We consider the problem of quick detection of abrupt parameter changes in an autoregressive model with Gaussian white noise. The time of change is deterministic but otherwise unknown. In contrast to detection algorithms for i.i.d. models, the analysis of most procedures known in the literature for detecting disruption in autoregressive schemes reduces to only one characteristic, the false alarm rate, while the delay time characteristic is studied only by means of numerical simulation for some specific models. We develop the method proposed by Lai for detecting abrupt changes in stochastic systems with dependent observations. We prove that window-limited CUSUM rule minimizes the asymptotic detection delay risk under appropriate constraint on the probability of false alarm for the autoregressive model provided that pre-change and post-change parameters are known and the process is stable before and after the disruption.

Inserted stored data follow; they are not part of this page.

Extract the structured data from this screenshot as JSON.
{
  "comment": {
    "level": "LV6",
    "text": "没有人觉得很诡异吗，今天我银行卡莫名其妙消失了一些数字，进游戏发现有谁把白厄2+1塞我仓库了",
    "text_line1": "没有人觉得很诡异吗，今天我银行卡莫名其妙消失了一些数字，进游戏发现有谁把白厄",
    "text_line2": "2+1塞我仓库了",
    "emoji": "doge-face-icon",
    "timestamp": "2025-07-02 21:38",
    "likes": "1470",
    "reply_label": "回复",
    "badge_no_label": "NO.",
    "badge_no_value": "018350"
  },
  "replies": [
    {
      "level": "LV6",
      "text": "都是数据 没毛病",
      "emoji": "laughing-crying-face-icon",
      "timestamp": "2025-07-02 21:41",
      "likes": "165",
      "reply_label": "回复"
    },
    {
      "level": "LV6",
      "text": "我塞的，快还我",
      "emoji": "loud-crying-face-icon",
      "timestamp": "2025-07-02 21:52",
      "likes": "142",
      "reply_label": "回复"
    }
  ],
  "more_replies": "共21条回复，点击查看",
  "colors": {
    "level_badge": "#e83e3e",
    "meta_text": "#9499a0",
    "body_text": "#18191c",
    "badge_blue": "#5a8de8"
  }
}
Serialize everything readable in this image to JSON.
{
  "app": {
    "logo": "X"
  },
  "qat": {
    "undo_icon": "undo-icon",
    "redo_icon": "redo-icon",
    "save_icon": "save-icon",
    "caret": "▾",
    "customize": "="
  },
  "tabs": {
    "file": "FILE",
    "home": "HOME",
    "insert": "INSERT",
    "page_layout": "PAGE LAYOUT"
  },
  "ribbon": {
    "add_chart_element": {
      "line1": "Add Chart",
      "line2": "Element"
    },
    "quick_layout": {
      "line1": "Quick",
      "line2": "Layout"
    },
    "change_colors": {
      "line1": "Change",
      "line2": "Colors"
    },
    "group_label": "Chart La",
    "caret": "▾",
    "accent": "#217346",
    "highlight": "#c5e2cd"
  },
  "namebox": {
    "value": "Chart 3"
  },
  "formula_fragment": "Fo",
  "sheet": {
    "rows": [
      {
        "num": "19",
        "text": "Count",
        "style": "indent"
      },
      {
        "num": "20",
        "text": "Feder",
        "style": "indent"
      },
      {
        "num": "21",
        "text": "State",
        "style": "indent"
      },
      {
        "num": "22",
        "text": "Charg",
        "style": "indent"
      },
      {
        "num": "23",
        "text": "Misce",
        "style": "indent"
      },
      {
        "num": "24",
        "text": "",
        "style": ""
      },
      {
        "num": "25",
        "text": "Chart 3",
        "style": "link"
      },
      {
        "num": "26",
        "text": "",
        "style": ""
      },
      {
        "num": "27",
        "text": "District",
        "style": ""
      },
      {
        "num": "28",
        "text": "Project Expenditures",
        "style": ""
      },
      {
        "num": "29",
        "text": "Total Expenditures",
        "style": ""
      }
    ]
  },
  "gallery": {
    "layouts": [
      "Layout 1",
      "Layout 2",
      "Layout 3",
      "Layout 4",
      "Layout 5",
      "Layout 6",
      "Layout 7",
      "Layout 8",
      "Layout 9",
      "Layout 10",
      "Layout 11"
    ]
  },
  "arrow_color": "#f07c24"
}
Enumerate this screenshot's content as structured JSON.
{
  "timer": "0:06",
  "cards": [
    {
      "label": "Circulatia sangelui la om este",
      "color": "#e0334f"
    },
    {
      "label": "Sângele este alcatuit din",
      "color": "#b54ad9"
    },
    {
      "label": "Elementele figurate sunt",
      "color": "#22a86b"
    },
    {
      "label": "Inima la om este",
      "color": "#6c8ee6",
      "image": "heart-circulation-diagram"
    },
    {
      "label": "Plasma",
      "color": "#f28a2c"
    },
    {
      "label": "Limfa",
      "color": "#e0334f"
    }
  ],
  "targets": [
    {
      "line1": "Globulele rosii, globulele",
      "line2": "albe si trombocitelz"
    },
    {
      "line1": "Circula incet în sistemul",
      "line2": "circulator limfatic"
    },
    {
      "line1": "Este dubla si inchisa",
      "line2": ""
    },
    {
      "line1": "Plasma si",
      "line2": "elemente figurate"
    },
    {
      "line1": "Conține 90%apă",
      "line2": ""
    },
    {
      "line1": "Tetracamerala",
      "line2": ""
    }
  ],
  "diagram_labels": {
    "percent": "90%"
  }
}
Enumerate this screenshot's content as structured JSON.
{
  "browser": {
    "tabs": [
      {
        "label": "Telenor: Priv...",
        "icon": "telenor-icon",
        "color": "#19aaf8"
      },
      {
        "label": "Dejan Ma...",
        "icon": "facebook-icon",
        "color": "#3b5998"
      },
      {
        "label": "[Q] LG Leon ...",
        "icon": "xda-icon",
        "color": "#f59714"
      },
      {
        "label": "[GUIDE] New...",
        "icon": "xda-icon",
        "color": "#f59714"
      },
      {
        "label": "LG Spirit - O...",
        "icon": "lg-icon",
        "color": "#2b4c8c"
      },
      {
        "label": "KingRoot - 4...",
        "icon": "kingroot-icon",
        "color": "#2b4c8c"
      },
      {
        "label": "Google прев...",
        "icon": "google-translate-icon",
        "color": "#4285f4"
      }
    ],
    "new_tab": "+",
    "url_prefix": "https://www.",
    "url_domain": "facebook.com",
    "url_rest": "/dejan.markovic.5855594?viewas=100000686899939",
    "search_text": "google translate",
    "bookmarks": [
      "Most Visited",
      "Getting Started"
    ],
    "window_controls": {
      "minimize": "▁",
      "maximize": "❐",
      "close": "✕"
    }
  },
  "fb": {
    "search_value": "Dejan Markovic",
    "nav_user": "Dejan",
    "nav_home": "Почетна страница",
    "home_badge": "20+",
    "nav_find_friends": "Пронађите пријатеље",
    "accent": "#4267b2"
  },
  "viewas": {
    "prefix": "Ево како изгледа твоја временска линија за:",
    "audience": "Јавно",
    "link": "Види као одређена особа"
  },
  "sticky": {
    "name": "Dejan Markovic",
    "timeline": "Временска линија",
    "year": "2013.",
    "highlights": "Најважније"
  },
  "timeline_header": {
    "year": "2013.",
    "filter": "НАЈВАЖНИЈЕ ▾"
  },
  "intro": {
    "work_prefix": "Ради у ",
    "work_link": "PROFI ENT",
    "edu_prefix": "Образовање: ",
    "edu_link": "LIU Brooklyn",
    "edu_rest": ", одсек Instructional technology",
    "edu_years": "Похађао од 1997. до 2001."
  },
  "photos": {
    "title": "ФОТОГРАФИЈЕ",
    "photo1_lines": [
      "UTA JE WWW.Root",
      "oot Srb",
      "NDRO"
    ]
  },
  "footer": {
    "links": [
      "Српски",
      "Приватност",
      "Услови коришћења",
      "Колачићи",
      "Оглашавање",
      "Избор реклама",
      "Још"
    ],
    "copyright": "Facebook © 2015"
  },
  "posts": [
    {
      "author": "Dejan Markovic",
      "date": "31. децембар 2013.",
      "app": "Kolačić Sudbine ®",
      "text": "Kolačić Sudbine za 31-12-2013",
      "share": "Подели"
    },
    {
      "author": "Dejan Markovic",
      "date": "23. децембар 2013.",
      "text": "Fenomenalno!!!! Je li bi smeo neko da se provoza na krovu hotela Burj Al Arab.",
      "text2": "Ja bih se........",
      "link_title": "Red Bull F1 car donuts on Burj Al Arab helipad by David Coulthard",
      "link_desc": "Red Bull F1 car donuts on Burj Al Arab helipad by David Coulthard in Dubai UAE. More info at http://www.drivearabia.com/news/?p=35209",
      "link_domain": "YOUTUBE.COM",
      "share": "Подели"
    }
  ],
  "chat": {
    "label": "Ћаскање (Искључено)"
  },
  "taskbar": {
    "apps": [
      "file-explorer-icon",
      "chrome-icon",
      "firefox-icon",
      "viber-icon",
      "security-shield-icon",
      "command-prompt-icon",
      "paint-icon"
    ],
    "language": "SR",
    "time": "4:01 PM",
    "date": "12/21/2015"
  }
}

Moreover, it is point-wise optimal. To treat the detection problem for autoregression with unknown post-change parameters we prove some extensions of Lai's theorem for the generalized CUSUM procedure. This result allows us to establish the asymptotic minimaxity and point-wise optimality of CUSUM rule by making use of the risk involving additional supremum in parameter over some compact in the stability region of the autoregressive process.